Abstract

Background: Nanotechnology's addition may enable bioactive systems that can control cell responses and facilitate tissue repair. Several types of nanoparticle-based materials are being examined for their potential to regenerate the dentin-pulp complex and promote healing of peri-implant bone.

Objective: This systematic review has assessed in vitro studies on various nanoparticles and their potential contributions to the regenerative processes of dental tissues.

Materials and Methods: This review was conducted according to PRISMA 2020 guidelines. The review evaluated studies published between 2010 and 2020 that used the electronic databases PubMed (MEDLINE), Scopus, and Web of Science. The search was based on MeSH terms and included the following: “nanoparticles,” “silver nanoparticles,” “endodontic,” “root canal treatment,” and “regenerative dentistry.”  For data extraction, the study parameters, nanoparticle type, targeted tissue, control group, and documented regenerative outcomes were extracted.

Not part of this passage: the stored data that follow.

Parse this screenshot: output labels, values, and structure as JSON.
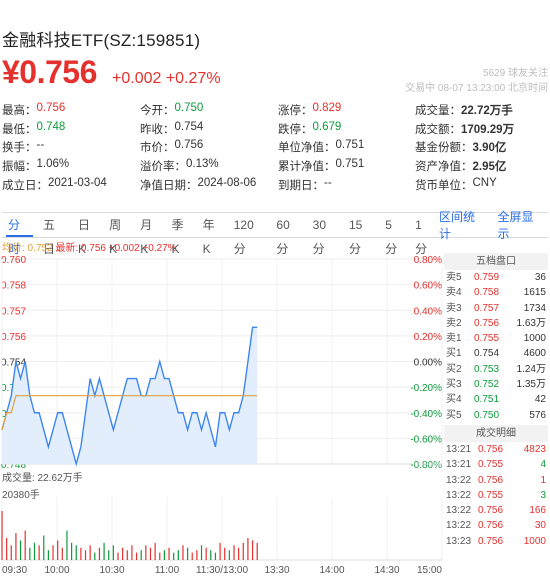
{
  "header": {
    "title": "金融科技ETF(SZ:159851)",
    "price": "¥0.756",
    "change": "+0.002  +0.27%",
    "meta_line1": "5629 球友关注",
    "meta_line2": "交易中 08-07 13:23:00 北京时间"
  },
  "stats": [
    [
      {
        "label": "最高：",
        "value": "0.756",
        "cls": "red"
      },
      {
        "label": "今开：",
        "value": "0.750",
        "cls": "green"
      },
      {
        "label": "涨停：",
        "value": "0.829",
        "cls": "red"
      },
      {
        "label": "成交量：",
        "value": "22.72万手",
        "cls": "bold"
      }
    ],
    [
      {
        "label": "最低：",
        "value": "0.748",
        "cls": "green"
      },
      {
        "label": "昨收：",
        "value": "0.754",
        "cls": ""
      },
      {
        "label": "跌停：",
        "value": "0.679",
        "cls": "green"
      },
      {
        "label": "成交额：",
        "value": "1709.29万",
        "cls": "bold"
      }
    ],
    [
      {
        "label": "换手：",
        "value": "--",
        "cls": ""
      },
      {
        "label": "市价：",
        "value": "0.756",
        "cls": ""
      },
      {
        "label": "单位净值：",
        "value": "0.751",
        "cls": ""
      },
      {
        "label": "基金份额：",
        "value": "3.90亿",
        "cls": "bold"
      }
    ],
    [
      {
        "label": "振幅：",
        "value": "1.06%",
        "cls": ""
      },
      {
        "label": "溢价率：",
        "value": "0.13%",
        "cls": ""
      },
      {
        "label": "累计净值：",
        "value": "0.751",
        "cls": ""
      },
      {
        "label": "资产净值：",
        "value": "2.95亿",
        "cls": "bold"
      }
    ],
    [
      {
        "label": "成立日：",
        "value": "2021-03-04",
        "cls": ""
      },
      {
        "label": "净值日期：",
        "value": "2024-08-06",
        "cls": ""
      },
      {
        "label": "到期日：",
        "value": "--",
        "cls": ""
      },
      {
        "label": "货币单位：",
        "value": "CNY",
        "cls": ""
      }
    ]
  ],
  "tabs": [
    "分时",
    "五日",
    "日K",
    "周K",
    "月K",
    "季K",
    "年K",
    "120分",
    "60分",
    "30分",
    "15分",
    "5分",
    "1分"
  ],
  "active_tab": 0,
  "tabs_right": [
    "区间统计",
    "全屏显示"
  ],
  "legend": {
    "avg": "均价: 0.752",
    "latest": "最新: 0.756 +0.002 +0.27%"
  },
  "volume_label": "成交量: 22.62万手",
  "volume_max_label": "20380手",
  "chart_data": {
    "type": "line",
    "ylim": [
      0.748,
      0.76
    ],
    "y_ticks": [
      "0.760",
      "0.758",
      "0.757",
      "0.756",
      "0.754",
      "0.752",
      "0.751",
      "0.750",
      "0.748"
    ],
    "pct_ticks": [
      "0.80%",
      "0.60%",
      "0.40%",
      "0.20%",
      "0.00%",
      "-0.20%",
      "-0.40%",
      "-0.60%",
      "-0.80%"
    ],
    "x_ticks": [
      "09:30",
      "10:00",
      "10:30",
      "11:00",
      "11:30/13:00",
      "13:30",
      "14:00",
      "14:30",
      "15:00"
    ],
    "prev_close": 0.754,
    "price": [
      0.75,
      0.751,
      0.752,
      0.754,
      0.753,
      0.754,
      0.752,
      0.751,
      0.751,
      0.75,
      0.749,
      0.75,
      0.751,
      0.751,
      0.75,
      0.749,
      0.748,
      0.749,
      0.751,
      0.753,
      0.752,
      0.753,
      0.752,
      0.751,
      0.75,
      0.751,
      0.752,
      0.753,
      0.753,
      0.753,
      0.752,
      0.752,
      0.753,
      0.753,
      0.754,
      0.753,
      0.753,
      0.752,
      0.751,
      0.751,
      0.75,
      0.751,
      0.751,
      0.75,
      0.751,
      0.75,
      0.749,
      0.751,
      0.751,
      0.75,
      0.751,
      0.751,
      0.752,
      0.754,
      0.756,
      0.756
    ],
    "avg": [
      0.75,
      0.751,
      0.751,
      0.752,
      0.752,
      0.752,
      0.752,
      0.752,
      0.752,
      0.752,
      0.752,
      0.752,
      0.752,
      0.752,
      0.752,
      0.752,
      0.752,
      0.752,
      0.752,
      0.752,
      0.752,
      0.752,
      0.752,
      0.752,
      0.752,
      0.752,
      0.752,
      0.752,
      0.752,
      0.752,
      0.752,
      0.752,
      0.752,
      0.752,
      0.752,
      0.752,
      0.752,
      0.752,
      0.752,
      0.752,
      0.752,
      0.752,
      0.752,
      0.752,
      0.752,
      0.752,
      0.752,
      0.752,
      0.752,
      0.752,
      0.752,
      0.752,
      0.752,
      0.752,
      0.752,
      0.752
    ],
    "volume_relative": [
      1.0,
      0.45,
      0.3,
      0.55,
      0.4,
      0.6,
      0.25,
      0.35,
      0.3,
      0.5,
      0.2,
      0.3,
      0.4,
      0.25,
      0.6,
      0.35,
      0.3,
      0.25,
      0.2,
      0.3,
      0.15,
      0.25,
      0.35,
      0.2,
      0.3,
      0.15,
      0.25,
      0.2,
      0.3,
      0.15,
      0.2,
      0.3,
      0.25,
      0.35,
      0.15,
      0.2,
      0.25,
      0.15,
      0.2,
      0.3,
      0.25,
      0.15,
      0.2,
      0.3,
      0.25,
      0.2,
      0.15,
      0.35,
      0.25,
      0.2,
      0.3,
      0.25,
      0.35,
      0.45,
      0.4,
      0.35
    ],
    "session_progress": 0.58,
    "colors": {
      "price": "#3d86f0",
      "avg": "#e0a13c",
      "up": "#e5312d",
      "down": "#0e9a3c",
      "fill": "#e3eefc"
    }
  },
  "orderbook": {
    "title": "五档盘口",
    "rows": [
      {
        "k": "卖5",
        "p": "0.759",
        "v": "36",
        "cls": "red"
      },
      {
        "k": "卖4",
        "p": "0.758",
        "v": "1615",
        "cls": "red"
      },
      {
        "k": "卖3",
        "p": "0.757",
        "v": "1734",
        "cls": "red"
      },
      {
        "k": "卖2",
        "p": "0.756",
        "v": "1.63万",
        "cls": "red"
      },
      {
        "k": "卖1",
        "p": "0.755",
        "v": "1000",
        "cls": "red"
      },
      {
        "k": "买1",
        "p": "0.754",
        "v": "4600",
        "cls": ""
      },
      {
        "k": "买2",
        "p": "0.753",
        "v": "1.24万",
        "cls": "green"
      },
      {
        "k": "买3",
        "p": "0.752",
        "v": "1.35万",
        "cls": "green"
      },
      {
        "k": "买4",
        "p": "0.751",
        "v": "42",
        "cls": "green"
      },
      {
        "k": "买5",
        "p": "0.750",
        "v": "576",
        "cls": "green"
      }
    ]
  },
  "trades": {
    "title": "成交明细",
    "rows": [
      {
        "t": "13:21",
        "p": "0.756",
        "v": "4823",
        "vcls": "red"
      },
      {
        "t": "13:21",
        "p": "0.755",
        "v": "4",
        "vcls": "green"
      },
      {
        "t": "13:22",
        "p": "0.756",
        "v": "1",
        "vcls": "red"
      },
      {
        "t": "13:22",
        "p": "0.755",
        "v": "3",
        "vcls": "green"
      },
      {
        "t": "13:22",
        "p": "0.756",
        "v": "166",
        "vcls": "red"
      },
      {
        "t": "13:22",
        "p": "0.756",
        "v": "30",
        "vcls": "red"
      },
      {
        "t": "13:23",
        "p": "0.756",
        "v": "1000",
        "vcls": "red"
      }
    ]
  }
}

Results: The findings of the trials included in this review indicated that nanoparticles had a positive overall effect on dental and periodontal regeneration. Notably, the investigated nanoparticles (PEG-PEI, bioactive glass nanoparticles, gold nanoparticles, chitosan nanoparticles, boron-modified bioactive glass nanoparticles) enhanced cell proliferation and mineralization as well as alkaline phosphatase activity, odontogenic differentiation potential in dental pulp stem cells (DPSCs), osteogenic differentiation potential in mesenchymal stem cells, and regenerative signaling pathways. Sure, some nanoparticles also inhibited inflammatory mechanisms, but not in all cell types, especially in dental pulp cells.Citosan/PLA nanofibers cause a significant increase in the expression of various inflammatory mediators compared with the bioclimatic tissue response, and this effect is probably influenced by the dose and the toxin substance, which may influence the outcome.

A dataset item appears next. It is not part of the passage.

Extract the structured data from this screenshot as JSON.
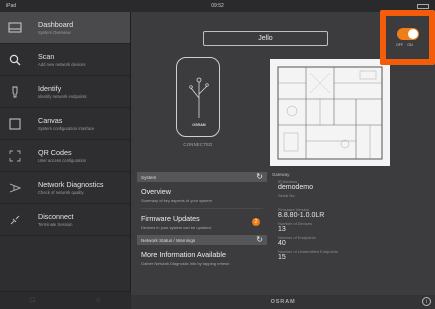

Conclusion:Finally, nanoparticle-based scaffolds and delivery systems should represent a promising method for regenerative dentistry. It has been said that these materials may promote the repair of dentin, sound dental pulp, periodontal ligament, and even periodontal bone by directly stimulating cellular infiltration and increasing the quantity of an enriched matrix through augmented activity in vital cells associated with mineral deposition and differentiation pathways. All included studies were found to be at moderate risk of bias, as they were mainly in vitro experiments; therefore, additional well-designed clinical and in vivo studies are required to validate the safety, efficacy, and long-term regenerative effects.